I am a man of strong beliefs and faith and yet I am a man indeed with faults and weaknesses. Although I have a sense within myself of where I think we go after this life is over, I am still sad and disappointed somewhat. To those who do not have a belief, and Owen may have been one of them, I say (and strongly encourage) to truly ponder on life and its purpose. Spirituality does not have to be organized (although there is a strong purpose in organized spirituality – one that I support wholeheartedly) but it is important. Psychiatrist Viktor Frankl taught that those, like him, who lived in Nazi concentration camps, who had a sense of purpose in life were able to withstand the horrors of their condition and to survive better, and most of the time also successfully, through their ordeal.

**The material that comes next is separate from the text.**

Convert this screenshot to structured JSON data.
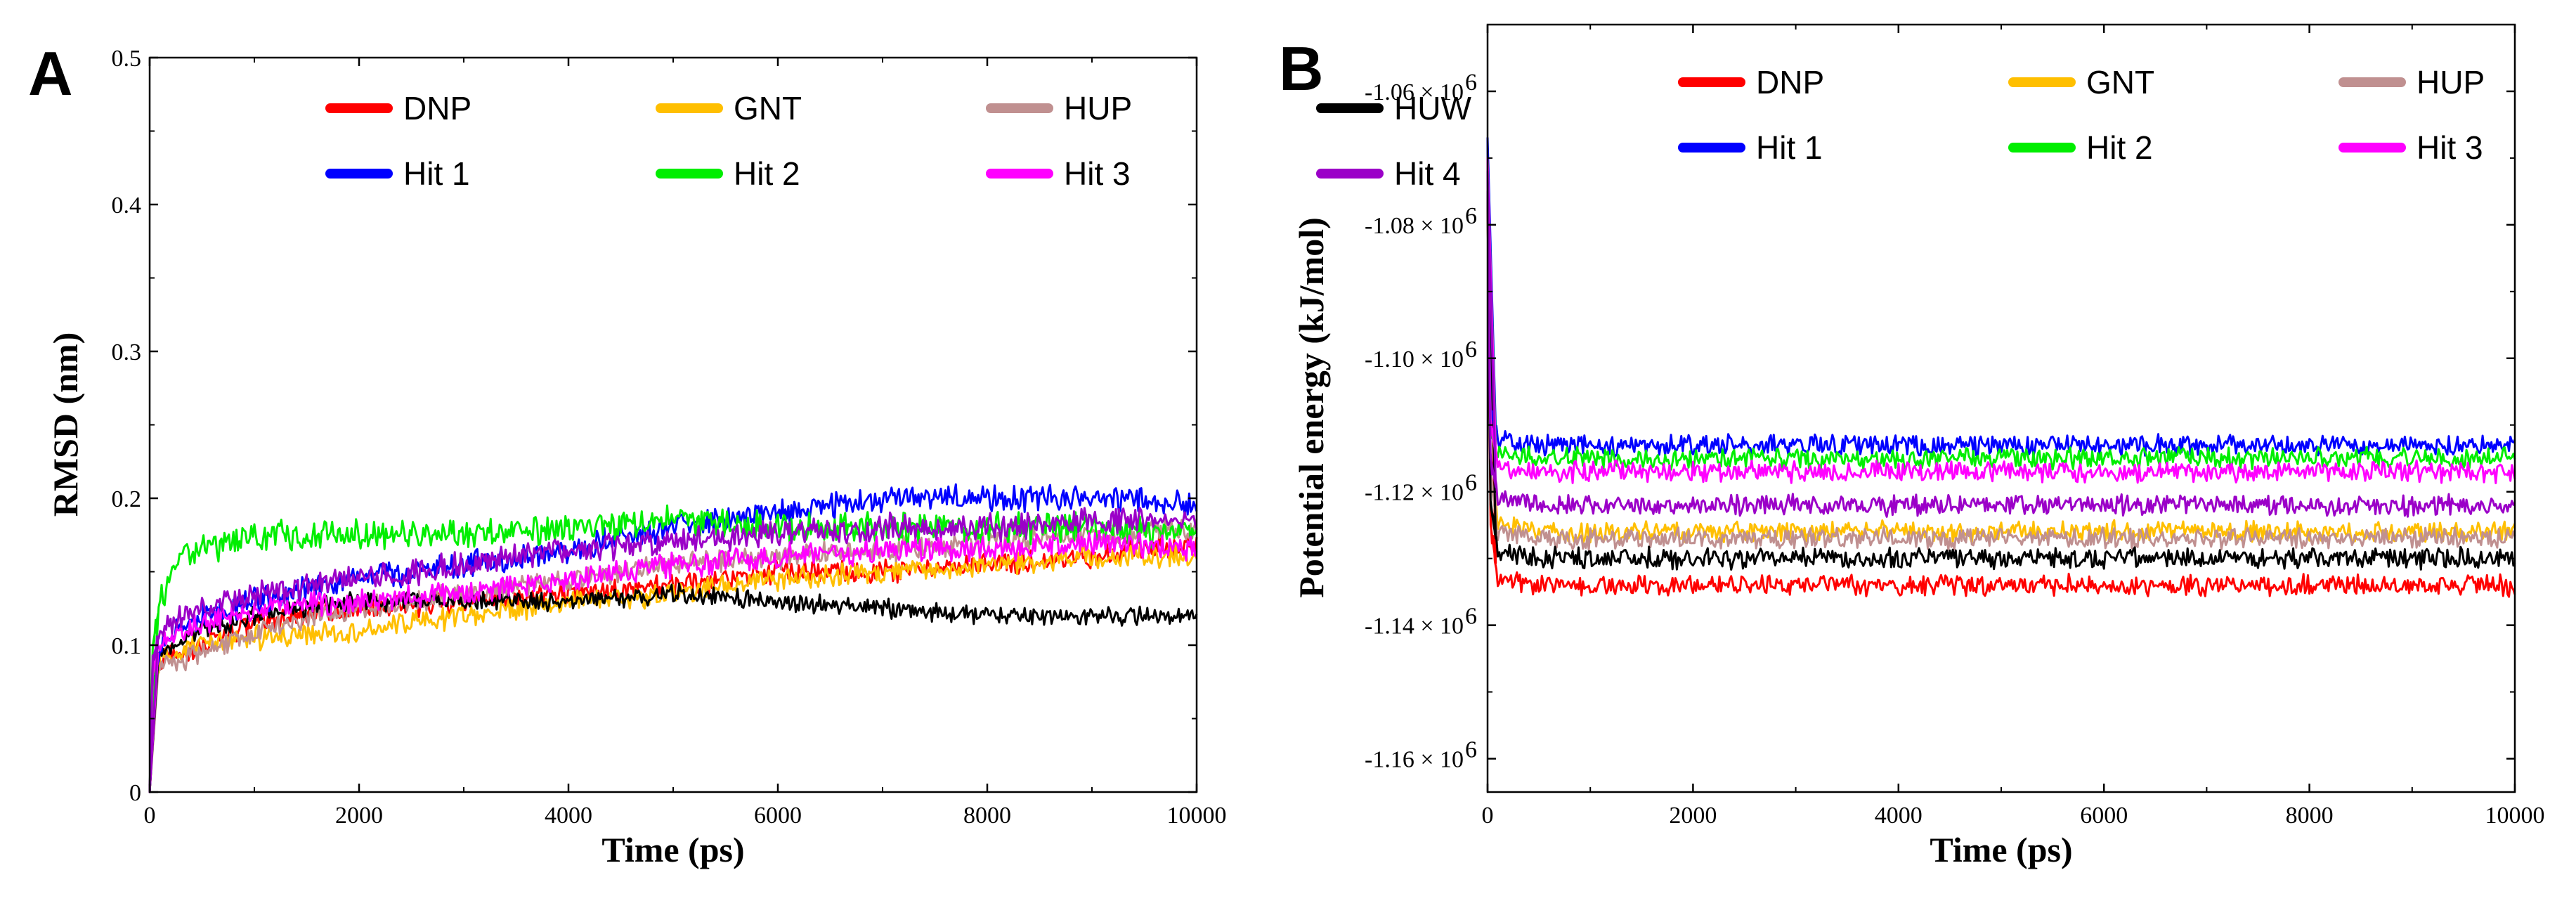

Well, I think that Owen would like me to tell you that life is worth living to the fullest and that we need to look inside, outside and upside for answers that sometimes we do not wish to have and that may scare us. I hope to be as courageous as he was in the face of the ultimate challenge. I know at least I have hope. Don’t be afraid to search for answers, to doubt your doubts, to add meaning to your life. Owen made the world around him better because he believed in his own purpose.
“And ye will not have a mind to injure one another, but to live peaceably, and to render to every man according to that which is his due. And ye will not suffer your children that they go hungry, or naked; neither will ye suffer that they fight and quarrel one with another.But ye will teach them to walk in the ways of truth and soberness; ye will teach them to love one another, and to serve one another. And also, ye yourselves will succor those that stand in need of your succor; ye will administer of your substance unto him that standeth in need; and ye will not suffer that the beggar putteth up his petition to you in vain, and turn him out to perish” (Mosiah 4:13-16 – The Book of Mormon).